I have cleared my data into the next 6 columns that you see ahead that it is my input data. I split the dataset to have the label in another variable Y.
My main problem: I don't know how to preprocess the data to have a good input to any model.
My dataset X looks like this:
| desc | tipo | address | region | latitude | longitude |
|---|---|---|---|---|---|
| Galpón | Industria | Subdivisión de la Finca Denominada Violeta S/N | Región de Arica y Parinacota-Arica | -19.423411 | -11.371551 |
- desc - string
- tipo - string
- address - string
- region - string
- latitude - string
- longitude - string
My dataset Y looks like
| CIO |
|---|
| 169379 |
What I tried
I have followed this tutorial that allows me to comprehend a little bit about tabular data, but the data is completely different and I don't know if it fits me as well.
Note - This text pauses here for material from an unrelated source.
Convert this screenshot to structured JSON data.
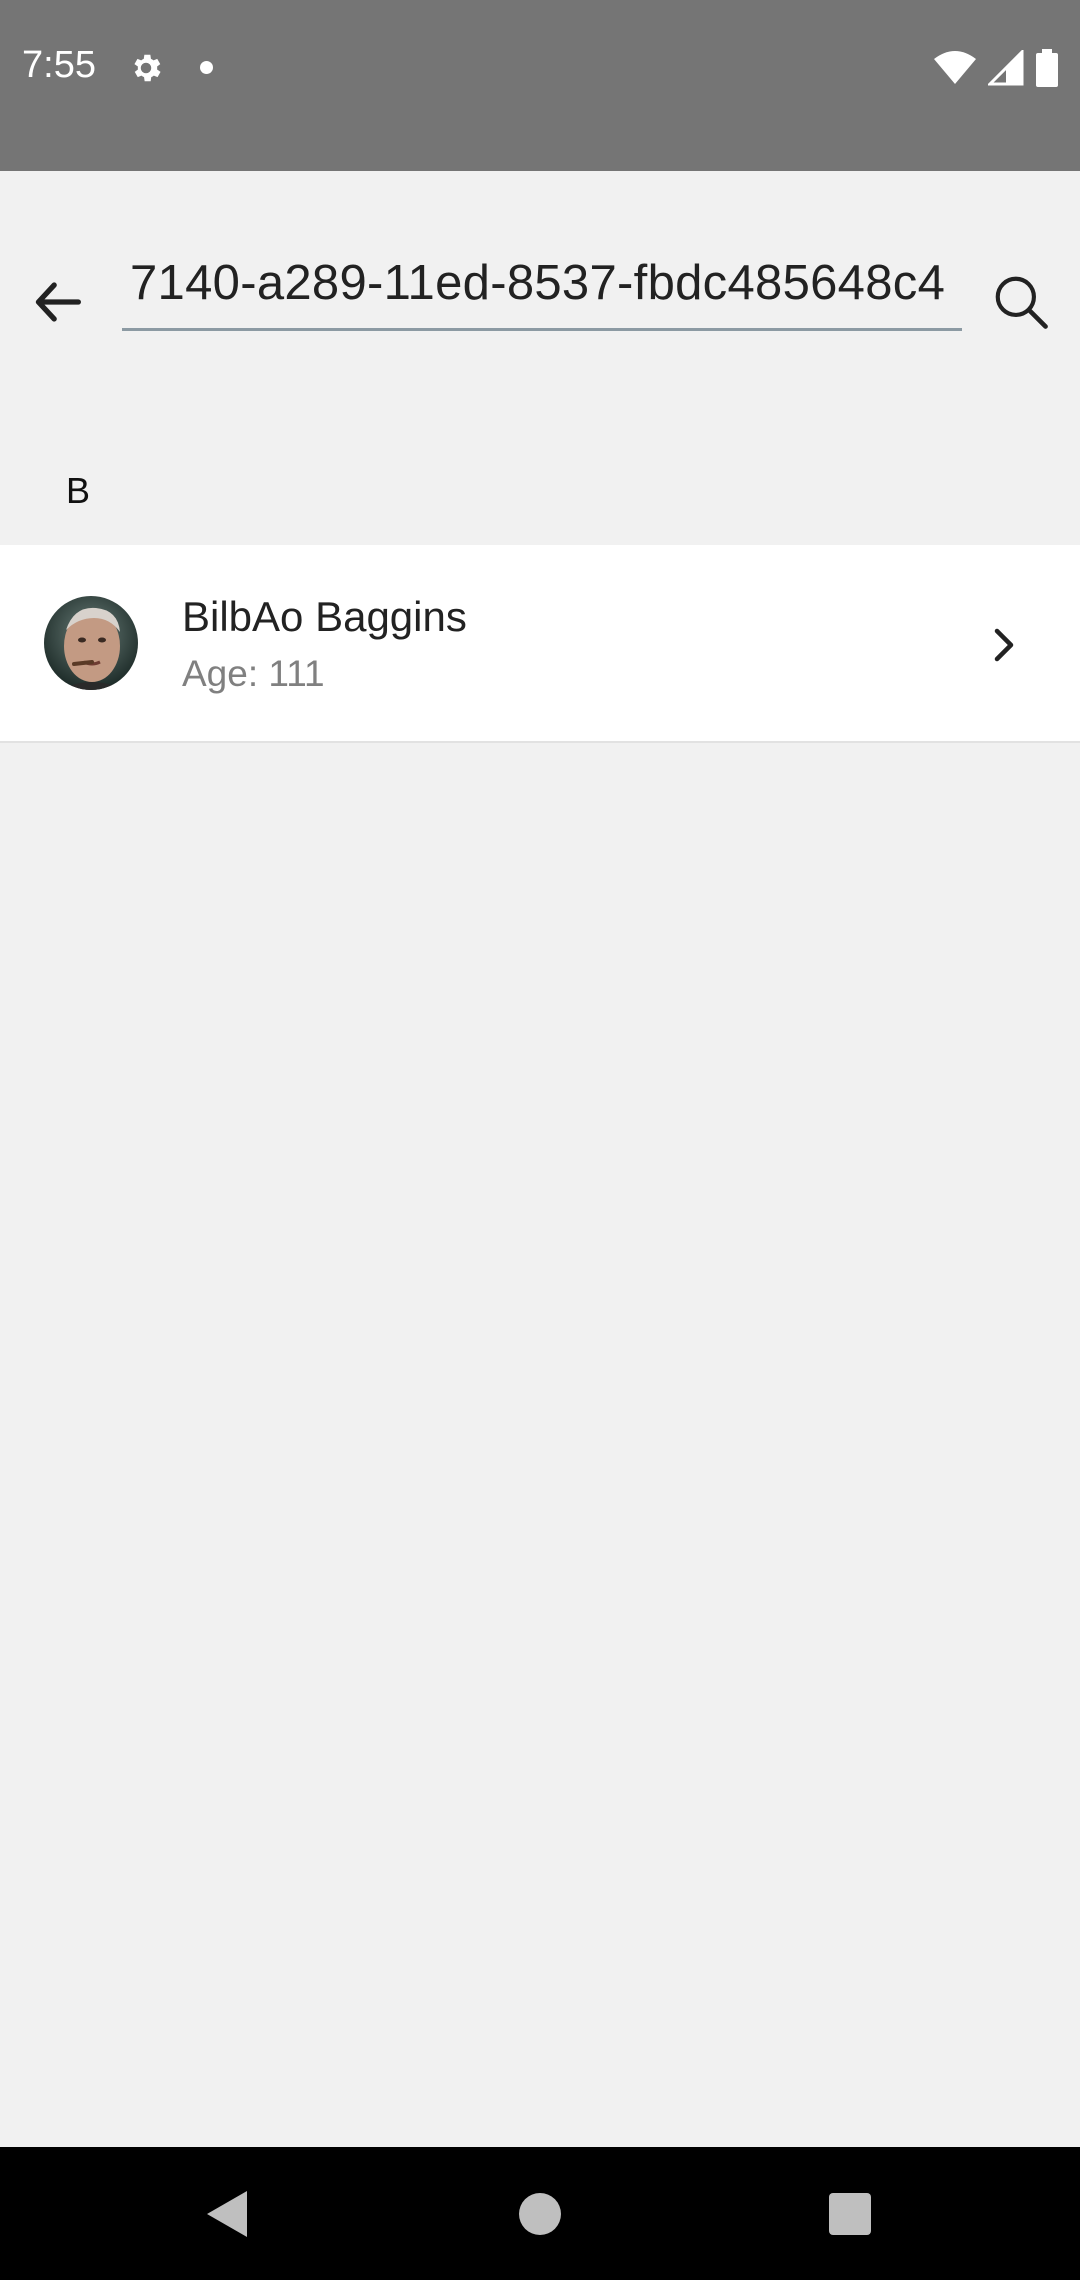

So, my code transformed all the data to a LabelEncoder, but it is obvious that doesn't apply to latitude and longitude.
for col in df.columns:
if df.dtypes[col] == "object":
df[col] = df[col].fillna("NA")
else:
df[col] = df[col].fillna(0)
df[col] = LabelEncoder().fit_transform(df[col])
for col in df.columns:
df[col] = df[col].astype('category')
Also, the author used some Categorical Embedding that I don't know if works properly with my kind of data too.